Documents signed by Mary Queen of Scots discovered in Museum of Edinburgh
After decades spent unseen, a group of documents believed to have been signed by Mary Queen of Scots and relating to life in 16th-century Edinburgh have recently come to light at the Museum of Edinburgh.
Although information about them was held on file having been gifted in 1920, they were lost in storage before being unearthed during recent inventory and conservation work by curators at the museum.
The beautifully handwritten documents, carefully dated, numbered and signed, relate to and provide a fascinating insight into the busy commercial life of Edinburgh during the 16th century. Papers covering markets and the selling of meat sit alongside permits for London salt sellers to operate in the City and for the building of a bulwark (defensive wall) at Leith.
The documents date from 1553 to 1567, and are signed variously by Mary, her then husband James Hepburn, 4th Earl of Bothwell
, and James, Duke of Chastlerault.
As part of the inventory and conservation process, the documents have been taken out of frames they were displayed in many years ago, causing new information to come to light: two of the documents include watermarks in the paper which can only be seen when they are held up to the light. One features a goat, the other a hand holding a flower (the latter is on the main image above).
For now, the documents will remain in safe storage at the Museum of Edinburgh given their fragile state. Future plans are to have the documents assessed by a conservator and for further research to be done on them by experts on Mary’s reign, after which the hope is to exhibit them for residents and visitors to enjoy. Meanwhile, the new discovery can be viewed via Capital Collections
Bridge to the past
Councillor Donald Wilson, Culture and Communities Convener at City of Edinburgh Council said: “Museum & Galleries Edinburgh hold thousands of historic treasures on behalf of the City and its visitors, many of which are on display in our venues. However, some items, such as these documents, are too fragile to be on long-term display, so putting them online is a great way to showcase them and tell their stories.”

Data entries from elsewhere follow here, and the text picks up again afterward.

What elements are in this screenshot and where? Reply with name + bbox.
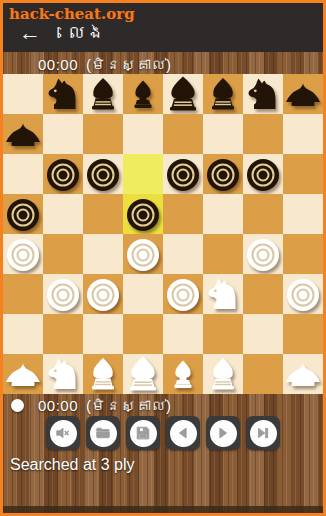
white-clock: 00:00 bbox=[38, 397, 78, 414]
black-boat-rook bbox=[283, 74, 323, 114]
black-knight bbox=[43, 74, 83, 114]
white-boat-rook bbox=[3, 354, 43, 394]
white-fish-pawn bbox=[43, 274, 83, 314]
square-c5[interactable] bbox=[83, 194, 123, 234]
back-button[interactable]: ← bbox=[19, 22, 41, 44]
square-e2[interactable] bbox=[163, 314, 203, 354]
square-h5[interactable] bbox=[283, 194, 323, 234]
save-floppy-icon bbox=[130, 420, 157, 447]
engine-status-text: Searched at 3 ply bbox=[10, 456, 135, 474]
square-c6[interactable] bbox=[83, 154, 123, 194]
square-d4[interactable] bbox=[123, 234, 163, 274]
save-button[interactable] bbox=[126, 416, 160, 450]
game-board bbox=[3, 74, 323, 394]
white-knight bbox=[203, 274, 243, 314]
app-frame: hack-cheat.org ← លេង 00:00 (មិនស្គាល់) bbox=[0, 0, 326, 516]
square-a8[interactable] bbox=[3, 74, 43, 114]
open-folder-button[interactable] bbox=[86, 416, 120, 450]
black-fish-pawn bbox=[83, 154, 123, 194]
black-fish-pawn bbox=[203, 154, 243, 194]
black-boat-rook bbox=[3, 114, 43, 154]
square-b8[interactable] bbox=[43, 74, 83, 114]
white-turn-radio[interactable] bbox=[11, 399, 24, 412]
square-a5[interactable] bbox=[3, 194, 43, 234]
white-fish-pawn bbox=[243, 234, 283, 274]
square-b1[interactable] bbox=[43, 354, 83, 394]
step-back-icon bbox=[170, 420, 197, 447]
square-e5[interactable] bbox=[163, 194, 203, 234]
white-player-name: (មិនស្គាល់) bbox=[86, 397, 171, 414]
black-koul-bishop bbox=[83, 74, 123, 114]
square-f3[interactable] bbox=[203, 274, 243, 314]
page-title: លេង bbox=[67, 22, 105, 44]
square-e8[interactable] bbox=[163, 74, 203, 114]
black-knight bbox=[243, 74, 283, 114]
square-g7[interactable] bbox=[243, 114, 283, 154]
watermark-text: hack-cheat.org bbox=[9, 5, 135, 23]
black-fish-pawn bbox=[243, 154, 283, 194]
black-king bbox=[163, 74, 203, 114]
white-fish-pawn bbox=[283, 274, 323, 314]
square-a1[interactable] bbox=[3, 354, 43, 394]
square-c4[interactable] bbox=[83, 234, 123, 274]
square-h4[interactable] bbox=[283, 234, 323, 274]
square-h2[interactable] bbox=[283, 314, 323, 354]
folder-icon bbox=[90, 420, 117, 447]
square-d2[interactable] bbox=[123, 314, 163, 354]
square-c2[interactable] bbox=[83, 314, 123, 354]
skip-forward-icon bbox=[250, 420, 277, 447]
square-d5[interactable] bbox=[123, 194, 163, 234]
bottom-shadow-strip bbox=[3, 506, 323, 513]
square-f4[interactable] bbox=[203, 234, 243, 274]
square-h7[interactable] bbox=[283, 114, 323, 154]
step-back-button[interactable] bbox=[166, 416, 200, 450]
volume-off-button[interactable] bbox=[46, 416, 80, 450]
white-knight bbox=[43, 354, 83, 394]
volume-off-icon bbox=[50, 420, 77, 447]
square-e6[interactable] bbox=[163, 154, 203, 194]
square-c1[interactable] bbox=[83, 354, 123, 394]
white-fish-pawn bbox=[83, 274, 123, 314]
white-fish-pawn bbox=[163, 274, 203, 314]
square-a7[interactable] bbox=[3, 114, 43, 154]
square-f6[interactable] bbox=[203, 154, 243, 194]
square-c8[interactable] bbox=[83, 74, 123, 114]
square-d7[interactable] bbox=[123, 114, 163, 154]
skip-forward-button[interactable] bbox=[246, 416, 280, 450]
black-player-name: (មិនស្គាល់) bbox=[86, 56, 171, 73]
white-fish-pawn bbox=[3, 234, 43, 274]
square-f5[interactable] bbox=[203, 194, 243, 234]
play-forward-button[interactable] bbox=[206, 416, 240, 450]
square-e4[interactable] bbox=[163, 234, 203, 274]
square-a3[interactable] bbox=[3, 274, 43, 314]
square-b2[interactable] bbox=[43, 314, 83, 354]
square-f2[interactable] bbox=[203, 314, 243, 354]
square-a6[interactable] bbox=[3, 154, 43, 194]
black-clock-row: 00:00 (មិនស្គាល់) bbox=[3, 54, 323, 74]
black-met-queen bbox=[123, 74, 163, 114]
square-g3[interactable] bbox=[243, 274, 283, 314]
white-met-queen bbox=[163, 354, 203, 394]
square-g8[interactable] bbox=[243, 74, 283, 114]
square-h1[interactable] bbox=[283, 354, 323, 394]
square-f1[interactable] bbox=[203, 354, 243, 394]
white-koul-bishop bbox=[203, 354, 243, 394]
square-f7[interactable] bbox=[203, 114, 243, 154]
square-d8[interactable] bbox=[123, 74, 163, 114]
white-boat-rook bbox=[283, 354, 323, 394]
square-g1[interactable] bbox=[243, 354, 283, 394]
black-fish-pawn bbox=[3, 194, 43, 234]
black-clock: 00:00 bbox=[38, 56, 78, 73]
white-koul-bishop bbox=[83, 354, 123, 394]
square-c7[interactable] bbox=[83, 114, 123, 154]
square-a4[interactable] bbox=[3, 234, 43, 274]
square-h6[interactable] bbox=[283, 154, 323, 194]
white-fish-pawn bbox=[123, 234, 163, 274]
square-b7[interactable] bbox=[43, 114, 83, 154]
square-e1[interactable] bbox=[163, 354, 203, 394]
square-b3[interactable] bbox=[43, 274, 83, 314]
square-e7[interactable] bbox=[163, 114, 203, 154]
square-d1[interactable] bbox=[123, 354, 163, 394]
square-h3[interactable] bbox=[283, 274, 323, 314]
square-d3[interactable] bbox=[123, 274, 163, 314]
square-b4[interactable] bbox=[43, 234, 83, 274]
square-b5[interactable] bbox=[43, 194, 83, 234]
square-c3[interactable] bbox=[83, 274, 123, 314]
white-king bbox=[123, 354, 163, 394]
black-koul-bishop bbox=[203, 74, 243, 114]
square-g5[interactable] bbox=[243, 194, 283, 234]
game-toolbar bbox=[3, 416, 323, 450]
black-fish-pawn bbox=[123, 194, 163, 234]
square-b6[interactable] bbox=[43, 154, 83, 194]
white-clock-row: 00:00 (មិនស្គាល់) bbox=[3, 395, 323, 416]
square-g2[interactable] bbox=[243, 314, 283, 354]
black-fish-pawn bbox=[43, 154, 83, 194]
square-g4[interactable] bbox=[243, 234, 283, 274]
square-a2[interactable] bbox=[3, 314, 43, 354]
square-f8[interactable] bbox=[203, 74, 243, 114]
square-g6[interactable] bbox=[243, 154, 283, 194]
square-e3[interactable] bbox=[163, 274, 203, 314]
black-fish-pawn bbox=[163, 154, 203, 194]
play-icon bbox=[210, 420, 237, 447]
square-h8[interactable] bbox=[283, 74, 323, 114]
square-d6[interactable] bbox=[123, 154, 163, 194]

Vicky Garrington, History Curator at Museum of Edinburgh added: “The documents provide us with an amazing bridge to the past. It’s incredible to think of Mary Queen of Scots reading through these documents before carefully applying her signature. We all know the story of Scotland’s queen, her eventful life and eventual execution, but in these documents, we see a different side to Mary. Here, she can be seen carefully managing the everyday affairs of Edinburgh and Scotland. These documents help us to better understand her reign”.